基于goroutine的网络架构模型,存在在不同goroutine间共享conn的情况,那么conn的读写是否是goroutine safe的呢?在深入这个问题之前,我们先从应用意义上来看read操作和write操作的goroutine-safe必要性。
对 于read操作而言,由于TCP是面向字节流,conn.Read无法正确区分数据的业务边界,因此多个goroutine对同一个conn进行read 的意义不大,goroutine读到不完整的业务包反倒是增加了业务处理的难度。对与Write操作而言,倒是有多个goroutine并发写的情况。不 过conn读写是否goroutine-safe的测试不是很好做,我们先深入一下runtime代码,先从理论上给这个问题定个性:
net.conn只是*netFD的wrapper结构,最终Write和Read都会落在其中的fd上:
type conn struct {
fd *netFD
}
netFD在不同平台上有着不同的实现,我们以net/fd_unix.go中的netFD为例:
// Network file descriptor.
type netFD struct {
// locking/lifetime of sysfd + serialize access to Read and Write methods
fdmu fdMutex
// immutable until Close
sysfd int
family int
sotype int
isConnected bool
net string
laddr Addr
raddr Addr
// wait server
pd pollDesc
}
我们看到netFD中包含了一个runtime实现的fdMutex类型字段,从注释上来看,该fdMutex用来串行 化对该netFD对应的sysfd的Write和Read操作。从这个注释上来看,所有对conn的Read和Write操作都是有fdMutex互斥 的,从netFD的Read和Write方法的实现也证实了这一点:
func (fd *netFD) Read(p []byte) (n int, err error) {
if err := fd.readLock(); err != nil {
return 0, err
}
defer fd.readUnlock()
if err := fd.pd.PrepareRead(); err != nil {
return 0, err
}
for {
n, err = syscall.Read(fd.sysfd, p)
if err != nil {
n = 0
if err == syscall.EAGAIN {
if err = fd.pd.WaitRead(); err == nil {
continue
}
}
}
err = fd.eofError(n, err)
break
}
if _, ok := err.(syscall.Errno); ok {
err = os.NewSyscallError("read", err)
}
return
}
func (fd *netFD) Write(p []byte) (nn int, err error) {
if err := fd.writeLock(); err != nil {
return 0, err
}
defer fd.writeUnlock()
if err := fd.pd.PrepareWrite(); err != nil {
return 0, err
}
for {
var n int
n, err = syscall.Write(fd.sysfd, p[nn:])
if n > 0 {
nn += n
}
if nn == len(p) {
break
}
if err == syscall.EAGAIN {
if err = fd.pd.WaitWrite(); err == nil {
continue
}
}
if err != nil {
break
}
if n == 0 {
err = io.ErrUnexpectedEOF
break
}
}
if _, ok := err.(syscall.Errno); ok {
err = os.NewSyscallError("write", err)
}
return nn, err
}
每次Write操作都是受lock保护,直到此次数据全部write完。因此在应用层面,要想保证多个 goroutine在一个conn上write操作的Safe,需要一次write完整写入一个“业务包”;一旦将业务包的写入拆分为多次write,那 就无法保证某个Goroutine的某“业务包”数据在conn发送的连续性。
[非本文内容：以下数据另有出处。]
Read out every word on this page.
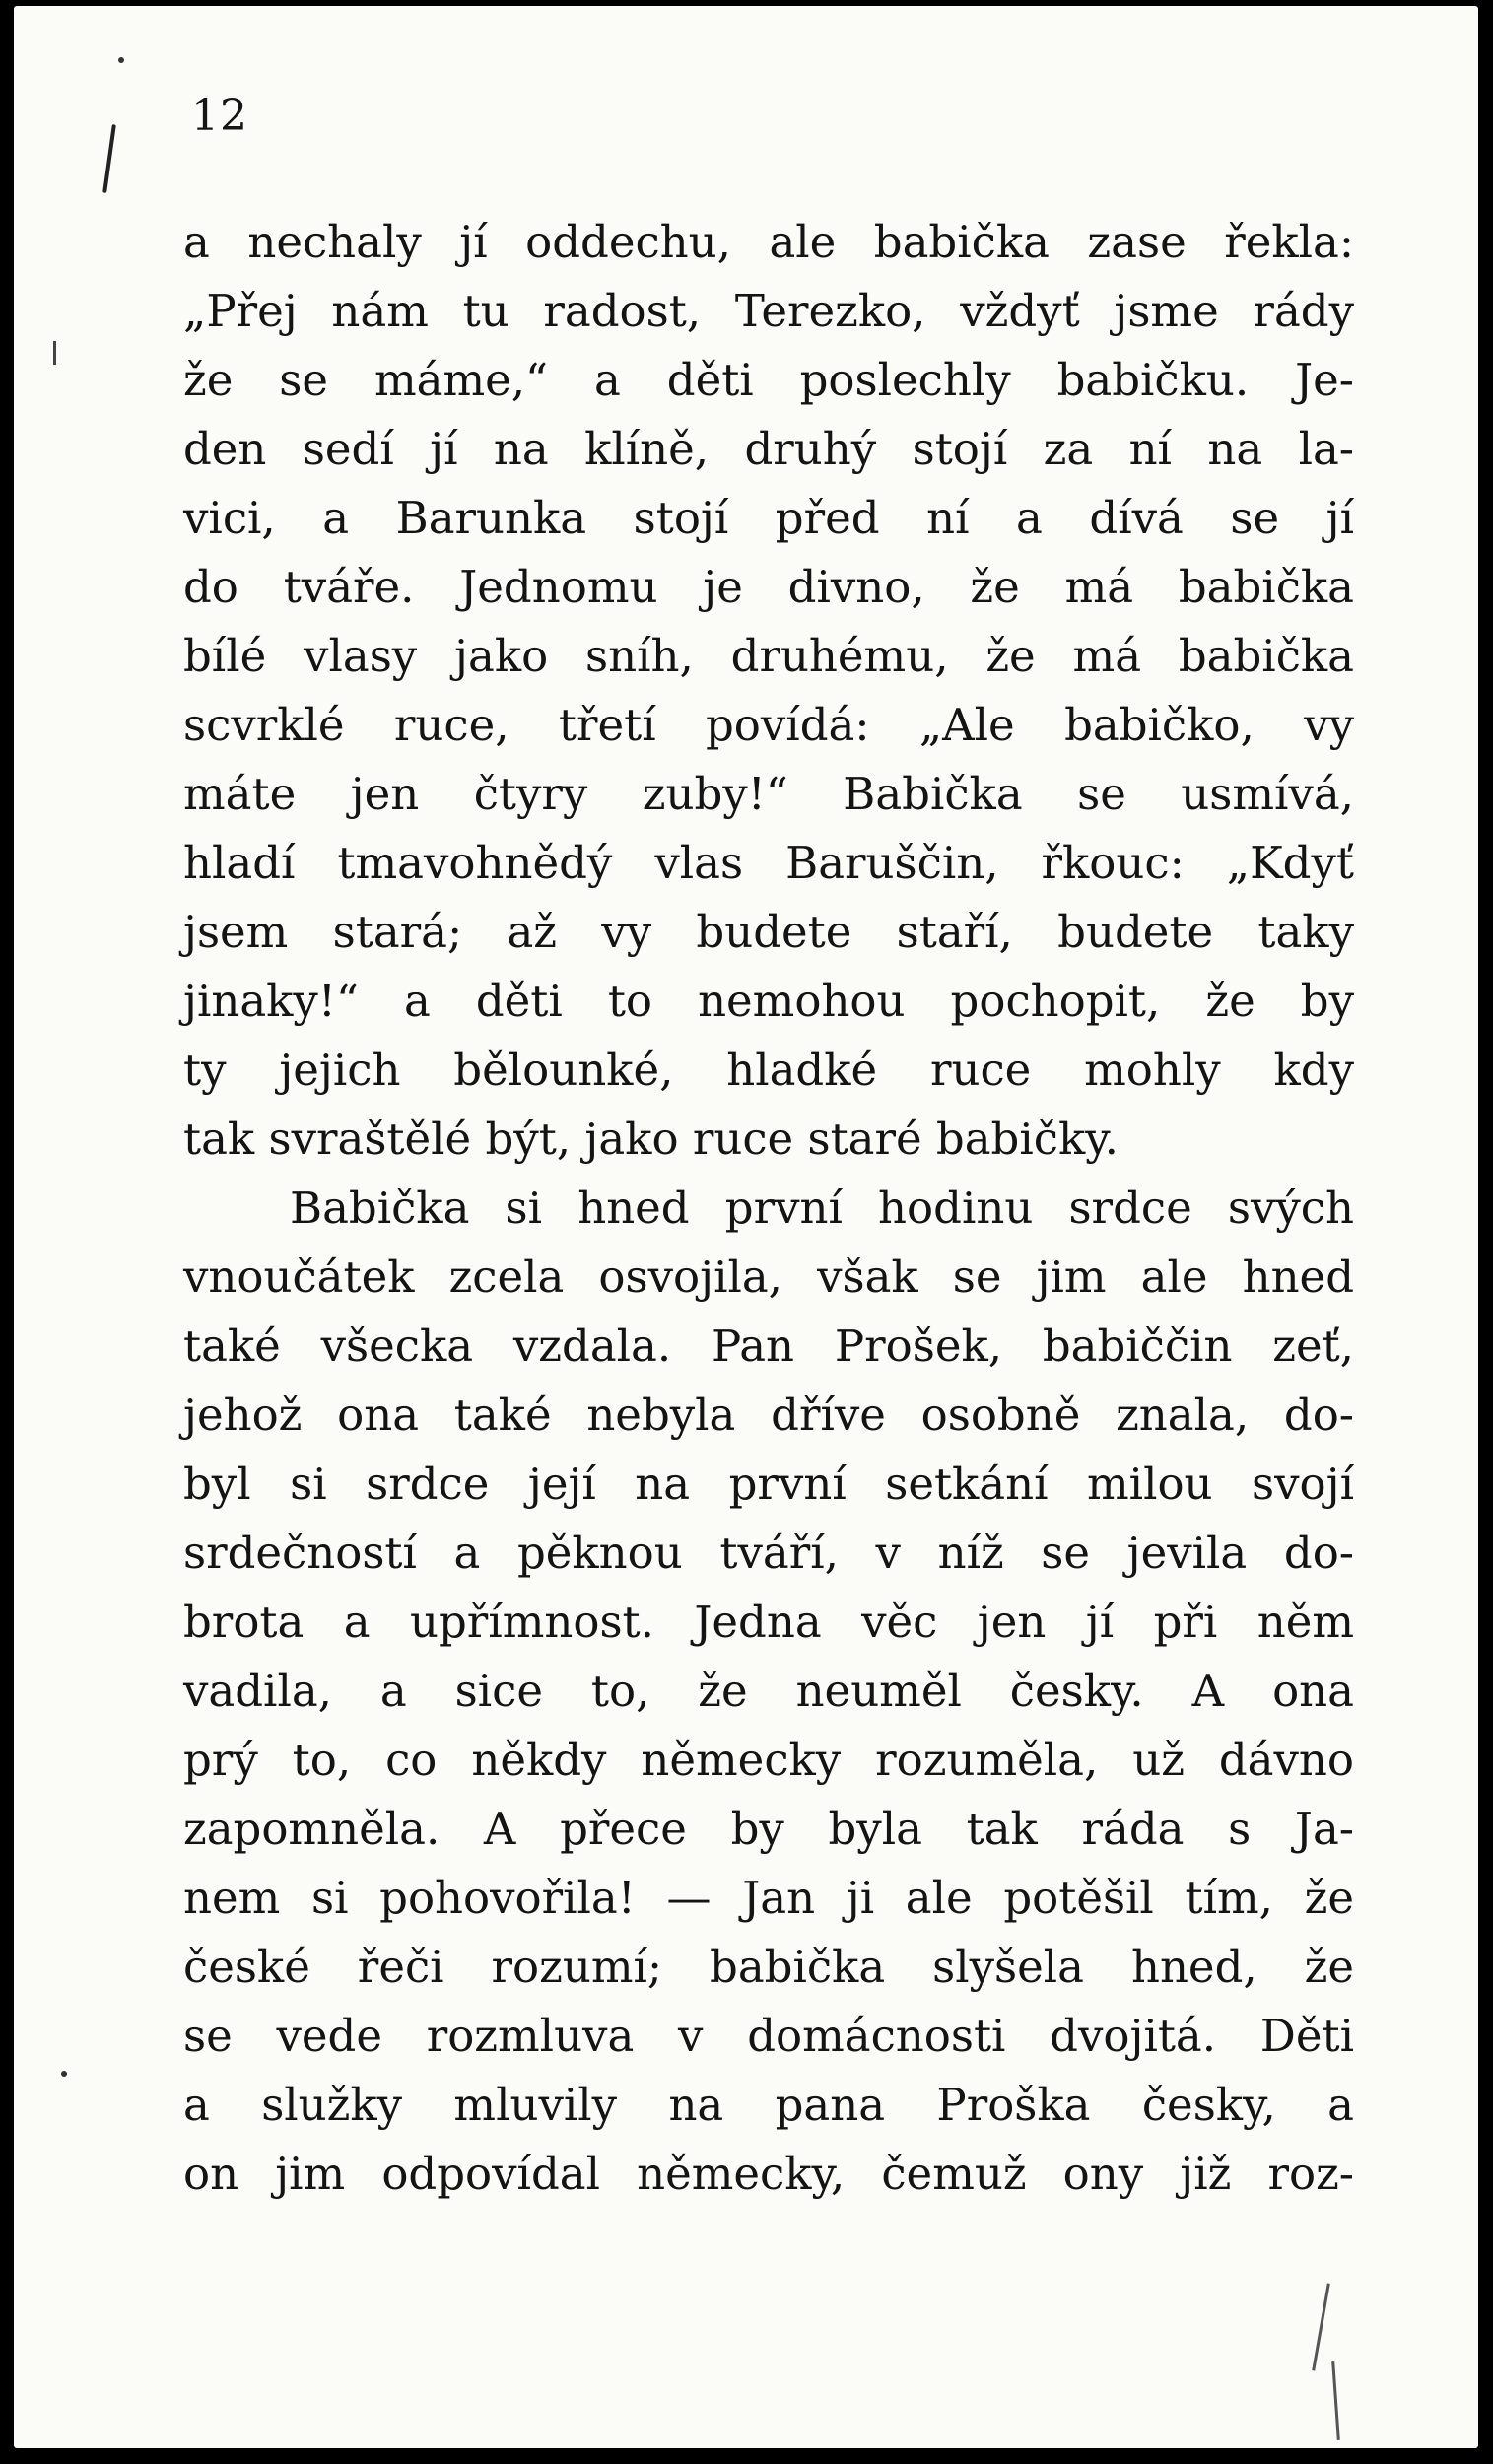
12
a nechaly jí oddechu, ale babička zase řekla:
„Přej nám tu radost, Terezko, vždyť jsme rády
že se máme,“ a děti poslechly babičku. Je-
den sedí jí na klíně, druhý stojí za ní na la-
vici, a Barunka stojí před ní a dívá se jí
do tváře. Jednomu je divno, že má babička
bílé vlasy jako sníh, druhému, že má babička
scvrklé ruce, třetí povídá: „Ale babičko, vy
máte jen čtyry zuby!“ Babička se usmívá,
hladí tmavohnědý vlas Baruščin, řkouc: „Kdyť
jsem stará; až vy budete staří, budete taky
jinaky!“ a děti to nemohou pochopit, že by
ty jejich bělounké, hladké ruce mohly kdy
tak svraštělé být, jako ruce staré babičky.
Babička si hned první hodinu srdce svých
vnoučátek zcela osvojila, však se jim ale hned
také všecka vzdala. Pan Prošek, babiččin zeť,
jehož ona také nebyla dříve osobně znala, do-
byl si srdce její na první setkání milou svojí
srdečností a pěknou tváří, v níž se jevila do-
brota a upřímnost. Jedna věc jen jí při něm
vadila, a sice to, že neuměl česky. A ona
prý to, co někdy německy rozuměla, už dávno
zapomněla. A přece by byla tak ráda s Ja-
nem si pohovořila! — Jan ji ale potěšil tím, že
české řeči rozumí; babička slyšela hned, že
se vede rozmluva v domácnosti dvojitá. Děti
a služky mluvily na pana Proška česky, a
on jim odpovídal německy, čemuž ony již roz-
同时也可以看出即便是Read操作,也是lock保护的。多 个Goroutine对同一conn的并发读不会出现读出内容重叠的情况,但内容断点是依 runtime调度来随机确定的。存在一个业务包数据,1/3内容被goroutine-1读走,另外2/3被另外一个goroutine-2读 走的情况。比如一个完整包:world,当goroutine的read slice size < 5时,存在可能:一个goroutine读到 “worl”,另外一个goroutine读出”d”。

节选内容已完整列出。